BOARDMAN — After a dozen years operating data centers in Eastern Oregon, Amazon says it has a deal to buy renewable energy to help power them.
The Seattle company announced recently it has started working with the local power utility, Umatilla Electric Cooperative, to choose the electricity supply for its huge data center operations near the communities of Boardman and Hermiston. It said that enables the company to choose some renewable power for its installations.
Amazon’s announcement follows reporting by The Oregonian on how the company’s growing footprint in Eastern Oregon has contributed to an enormous surge in regional carbon emissions, and an unsuccessful push by climate activists and state lawmakers to require large data centers to transition to clean power.
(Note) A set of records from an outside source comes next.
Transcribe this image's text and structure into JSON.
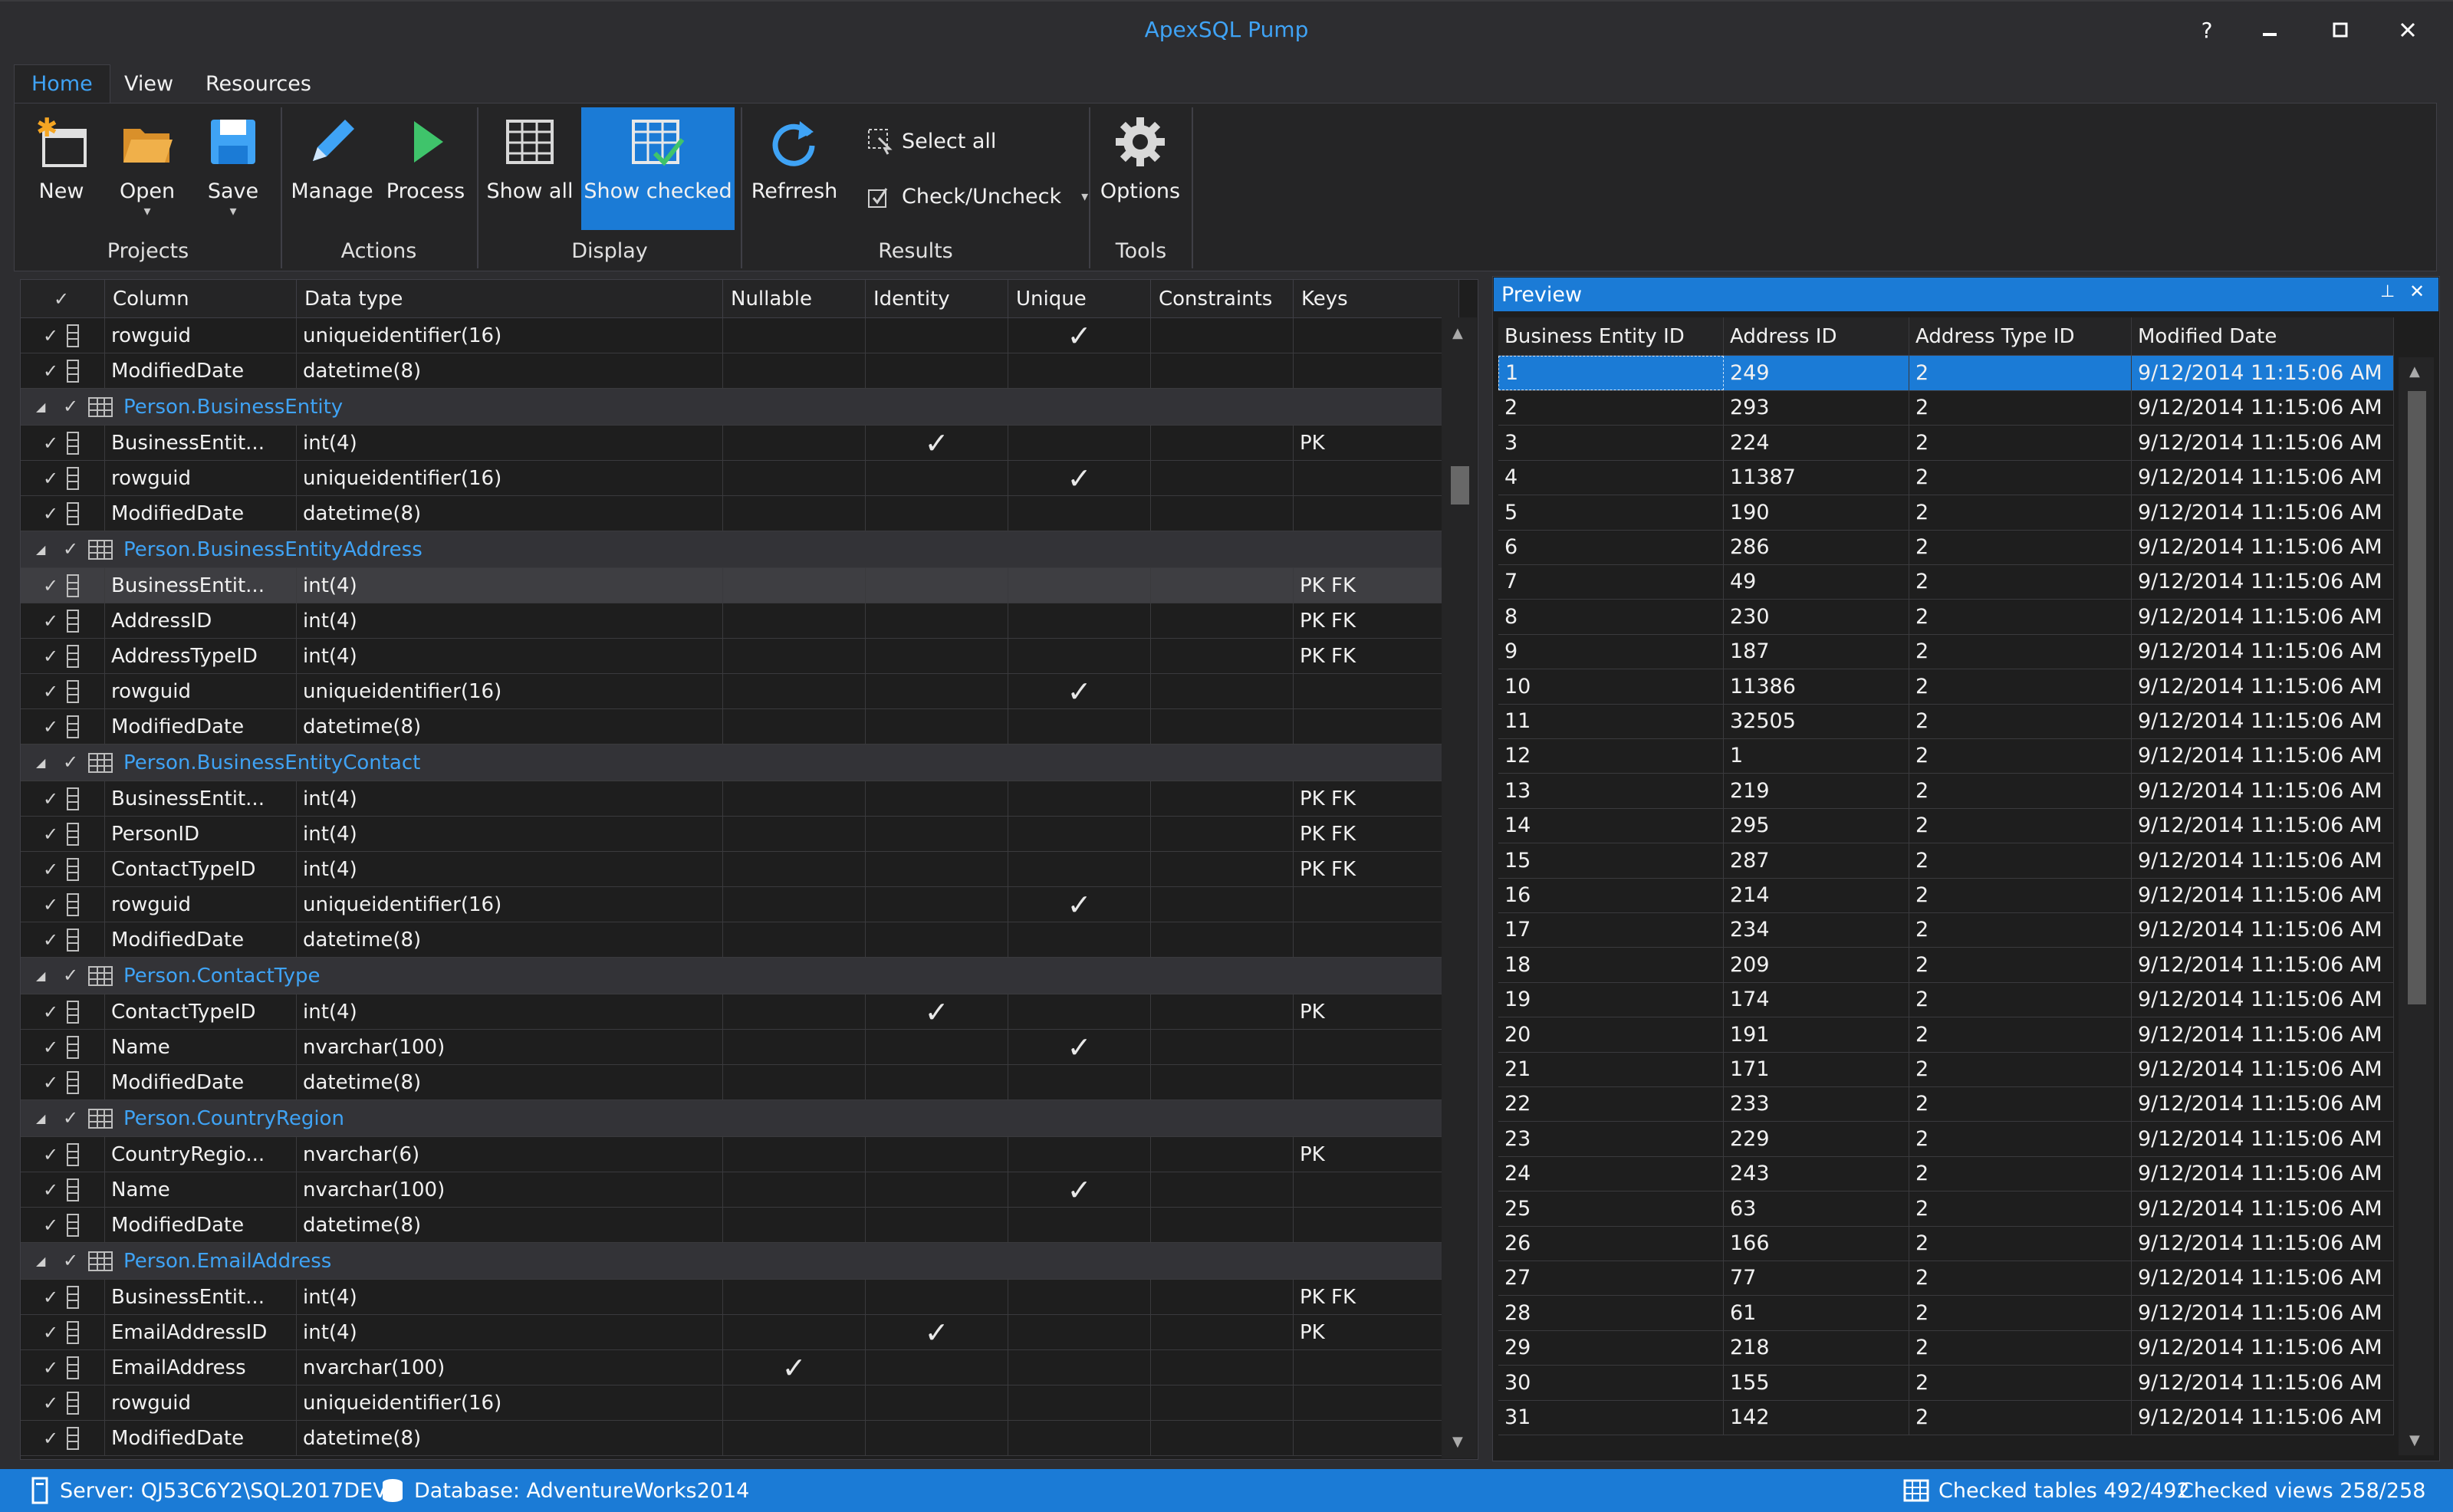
{
  "window": {
    "title": "ApexSQL Pump",
    "help": "?",
    "minimize": "▁",
    "maximize": "☐",
    "close": "✕"
  },
  "menu": {
    "tabs": [
      "Home",
      "View",
      "Resources"
    ]
  },
  "ribbon": {
    "groups": {
      "projects": {
        "label": "Projects",
        "new": "New",
        "open": "Open",
        "save": "Save"
      },
      "actions": {
        "label": "Actions",
        "manage": "Manage",
        "process": "Process"
      },
      "display": {
        "label": "Display",
        "show_all": "Show all",
        "show_checked": "Show checked"
      },
      "results": {
        "label": "Results",
        "refresh": "Refrresh",
        "select_all": "Select all",
        "check_uncheck": "Check/Uncheck"
      },
      "tools": {
        "label": "Tools",
        "options": "Options"
      }
    }
  },
  "grid": {
    "headers": [
      "Column",
      "Data type",
      "Nullable",
      "Identity",
      "Unique",
      "Constraints",
      "Keys"
    ],
    "rows": [
      {
        "kind": "col",
        "name": "rowguid",
        "type": "uniqueidentifier(16)",
        "nullable": false,
        "identity": false,
        "unique": true,
        "keys": ""
      },
      {
        "kind": "col",
        "name": "ModifiedDate",
        "type": "datetime(8)",
        "nullable": false,
        "identity": false,
        "unique": false,
        "keys": ""
      },
      {
        "kind": "group",
        "name": "Person.BusinessEntity"
      },
      {
        "kind": "col",
        "name": "BusinessEntit...",
        "type": "int(4)",
        "nullable": false,
        "identity": true,
        "unique": false,
        "keys": "PK"
      },
      {
        "kind": "col",
        "name": "rowguid",
        "type": "uniqueidentifier(16)",
        "nullable": false,
        "identity": false,
        "unique": true,
        "keys": ""
      },
      {
        "kind": "col",
        "name": "ModifiedDate",
        "type": "datetime(8)",
        "nullable": false,
        "identity": false,
        "unique": false,
        "keys": ""
      },
      {
        "kind": "group",
        "name": "Person.BusinessEntityAddress"
      },
      {
        "kind": "col",
        "name": "BusinessEntit...",
        "type": "int(4)",
        "nullable": false,
        "identity": false,
        "unique": false,
        "keys": "PK FK",
        "selected": true
      },
      {
        "kind": "col",
        "name": "AddressID",
        "type": "int(4)",
        "nullable": false,
        "identity": false,
        "unique": false,
        "keys": "PK FK"
      },
      {
        "kind": "col",
        "name": "AddressTypeID",
        "type": "int(4)",
        "nullable": false,
        "identity": false,
        "unique": false,
        "keys": "PK FK"
      },
      {
        "kind": "col",
        "name": "rowguid",
        "type": "uniqueidentifier(16)",
        "nullable": false,
        "identity": false,
        "unique": true,
        "keys": ""
      },
      {
        "kind": "col",
        "name": "ModifiedDate",
        "type": "datetime(8)",
        "nullable": false,
        "identity": false,
        "unique": false,
        "keys": ""
      },
      {
        "kind": "group",
        "name": "Person.BusinessEntityContact"
      },
      {
        "kind": "col",
        "name": "BusinessEntit...",
        "type": "int(4)",
        "nullable": false,
        "identity": false,
        "unique": false,
        "keys": "PK FK"
      },
      {
        "kind": "col",
        "name": "PersonID",
        "type": "int(4)",
        "nullable": false,
        "identity": false,
        "unique": false,
        "keys": "PK FK"
      },
      {
        "kind": "col",
        "name": "ContactTypeID",
        "type": "int(4)",
        "nullable": false,
        "identity": false,
        "unique": false,
        "keys": "PK FK"
      },
      {
        "kind": "col",
        "name": "rowguid",
        "type": "uniqueidentifier(16)",
        "nullable": false,
        "identity": false,
        "unique": true,
        "keys": ""
      },
      {
        "kind": "col",
        "name": "ModifiedDate",
        "type": "datetime(8)",
        "nullable": false,
        "identity": false,
        "unique": false,
        "keys": ""
      },
      {
        "kind": "group",
        "name": "Person.ContactType"
      },
      {
        "kind": "col",
        "name": "ContactTypeID",
        "type": "int(4)",
        "nullable": false,
        "identity": true,
        "unique": false,
        "keys": "PK"
      },
      {
        "kind": "col",
        "name": "Name",
        "type": "nvarchar(100)",
        "nullable": false,
        "identity": false,
        "unique": true,
        "keys": ""
      },
      {
        "kind": "col",
        "name": "ModifiedDate",
        "type": "datetime(8)",
        "nullable": false,
        "identity": false,
        "unique": false,
        "keys": ""
      },
      {
        "kind": "group",
        "name": "Person.CountryRegion"
      },
      {
        "kind": "col",
        "name": "CountryRegio...",
        "type": "nvarchar(6)",
        "nullable": false,
        "identity": false,
        "unique": false,
        "keys": "PK"
      },
      {
        "kind": "col",
        "name": "Name",
        "type": "nvarchar(100)",
        "nullable": false,
        "identity": false,
        "unique": true,
        "keys": ""
      },
      {
        "kind": "col",
        "name": "ModifiedDate",
        "type": "datetime(8)",
        "nullable": false,
        "identity": false,
        "unique": false,
        "keys": ""
      },
      {
        "kind": "group",
        "name": "Person.EmailAddress"
      },
      {
        "kind": "col",
        "name": "BusinessEntit...",
        "type": "int(4)",
        "nullable": false,
        "identity": false,
        "unique": false,
        "keys": "PK FK"
      },
      {
        "kind": "col",
        "name": "EmailAddressID",
        "type": "int(4)",
        "nullable": false,
        "identity": true,
        "unique": false,
        "keys": "PK"
      },
      {
        "kind": "col",
        "name": "EmailAddress",
        "type": "nvarchar(100)",
        "nullable": true,
        "identity": false,
        "unique": false,
        "keys": ""
      },
      {
        "kind": "col",
        "name": "rowguid",
        "type": "uniqueidentifier(16)",
        "nullable": false,
        "identity": false,
        "unique": false,
        "keys": ""
      },
      {
        "kind": "col",
        "name": "ModifiedDate",
        "type": "datetime(8)",
        "nullable": false,
        "identity": false,
        "unique": false,
        "keys": ""
      }
    ]
  },
  "preview": {
    "title": "Preview",
    "pin": "⊥",
    "close": "✕",
    "headers": [
      "Business Entity ID",
      "Address ID",
      "Address Type ID",
      "Modified Date"
    ],
    "rows": [
      [
        "1",
        "249",
        "2",
        "9/12/2014 11:15:06 AM"
      ],
      [
        "2",
        "293",
        "2",
        "9/12/2014 11:15:06 AM"
      ],
      [
        "3",
        "224",
        "2",
        "9/12/2014 11:15:06 AM"
      ],
      [
        "4",
        "11387",
        "2",
        "9/12/2014 11:15:06 AM"
      ],
      [
        "5",
        "190",
        "2",
        "9/12/2014 11:15:06 AM"
      ],
      [
        "6",
        "286",
        "2",
        "9/12/2014 11:15:06 AM"
      ],
      [
        "7",
        "49",
        "2",
        "9/12/2014 11:15:06 AM"
      ],
      [
        "8",
        "230",
        "2",
        "9/12/2014 11:15:06 AM"
      ],
      [
        "9",
        "187",
        "2",
        "9/12/2014 11:15:06 AM"
      ],
      [
        "10",
        "11386",
        "2",
        "9/12/2014 11:15:06 AM"
      ],
      [
        "11",
        "32505",
        "2",
        "9/12/2014 11:15:06 AM"
      ],
      [
        "12",
        "1",
        "2",
        "9/12/2014 11:15:06 AM"
      ],
      [
        "13",
        "219",
        "2",
        "9/12/2014 11:15:06 AM"
      ],
      [
        "14",
        "295",
        "2",
        "9/12/2014 11:15:06 AM"
      ],
      [
        "15",
        "287",
        "2",
        "9/12/2014 11:15:06 AM"
      ],
      [
        "16",
        "214",
        "2",
        "9/12/2014 11:15:06 AM"
      ],
      [
        "17",
        "234",
        "2",
        "9/12/2014 11:15:06 AM"
      ],
      [
        "18",
        "209",
        "2",
        "9/12/2014 11:15:06 AM"
      ],
      [
        "19",
        "174",
        "2",
        "9/12/2014 11:15:06 AM"
      ],
      [
        "20",
        "191",
        "2",
        "9/12/2014 11:15:06 AM"
      ],
      [
        "21",
        "171",
        "2",
        "9/12/2014 11:15:06 AM"
      ],
      [
        "22",
        "233",
        "2",
        "9/12/2014 11:15:06 AM"
      ],
      [
        "23",
        "229",
        "2",
        "9/12/2014 11:15:06 AM"
      ],
      [
        "24",
        "243",
        "2",
        "9/12/2014 11:15:06 AM"
      ],
      [
        "25",
        "63",
        "2",
        "9/12/2014 11:15:06 AM"
      ],
      [
        "26",
        "166",
        "2",
        "9/12/2014 11:15:06 AM"
      ],
      [
        "27",
        "77",
        "2",
        "9/12/2014 11:15:06 AM"
      ],
      [
        "28",
        "61",
        "2",
        "9/12/2014 11:15:06 AM"
      ],
      [
        "29",
        "218",
        "2",
        "9/12/2014 11:15:06 AM"
      ],
      [
        "30",
        "155",
        "2",
        "9/12/2014 11:15:06 AM"
      ],
      [
        "31",
        "142",
        "2",
        "9/12/2014 11:15:06 AM"
      ]
    ]
  },
  "statusbar": {
    "server": "Server: QJ53C6Y2\\SQL2017DEV",
    "database": "Database: AdventureWorks2014",
    "checked_tables": "Checked tables 492/492",
    "checked_views": "Checked views 258/258"
  },
  "colors": {
    "accent": "#1b7bd6",
    "link": "#3fa3f5",
    "background": "#2d2d30"
  },
  "icons": [
    "new-project-icon",
    "open-folder-icon",
    "save-disk-icon",
    "manage-pencil-icon",
    "process-play-icon",
    "show-all-grid-icon",
    "show-checked-grid-icon",
    "refresh-icon",
    "select-all-icon",
    "check-uncheck-icon",
    "options-gear-icon",
    "server-icon",
    "database-icon",
    "table-icon"
  ]
}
Amazon says it has been pursuing renewable energy for its Oregon data centers for some time but has only now been able to secure contracts to provide it.
The company says its wholesale power contracts prevent it from saying how much renewable energy it’s buying. So the impact of its new deal with Umatilla Electric won’t be clear until next year, when the utility discloses updated information about its 2023 energy mix to Oregon regulators. (The utility did not respond to questions about its new arrangement with Amazon.)
But Amazon claims its calculations show its Oregon data centers already are “powered with at least 95% renewable energy.” The company maintains that large, clean-energy projects it has built in California and Arizona are compensating for the rapid increase in the carbon impact of its operations near Boardman and Hermiston.
“We’re adding renewable energy to the same grid where we operate,” said Charley Daitch, director of energy and water for Amazon Web Services, the company’s data center business.
Though Amazon doesn’t disclose the power sources it uses to arrive at that 95% figure, the company says it uses an outside auditor to verify its claims and it publishes the formula it uses to arrive at its conclusions.
That’s not enough for Joshua Basofin, of Climate Solutions Oregon, an environmental advocacy group that helped lead the campaign for Oregon’s clean energy bills. Without more disclosure, he said it’s impossible to evaluate Amazon’s climate claims.
Big data centers like the ones Amazon operates in Eastern Oregon use as much power as small cities to run their high-performance computers and keep the machines cool.
Most of the data centers in Eastern Oregon are exempt from state clean-power requirements state lawmakers approved in 2021, though, because the legislation exempted Umatilla Electric and other consumer-owned utilities from the bill’s major provisions.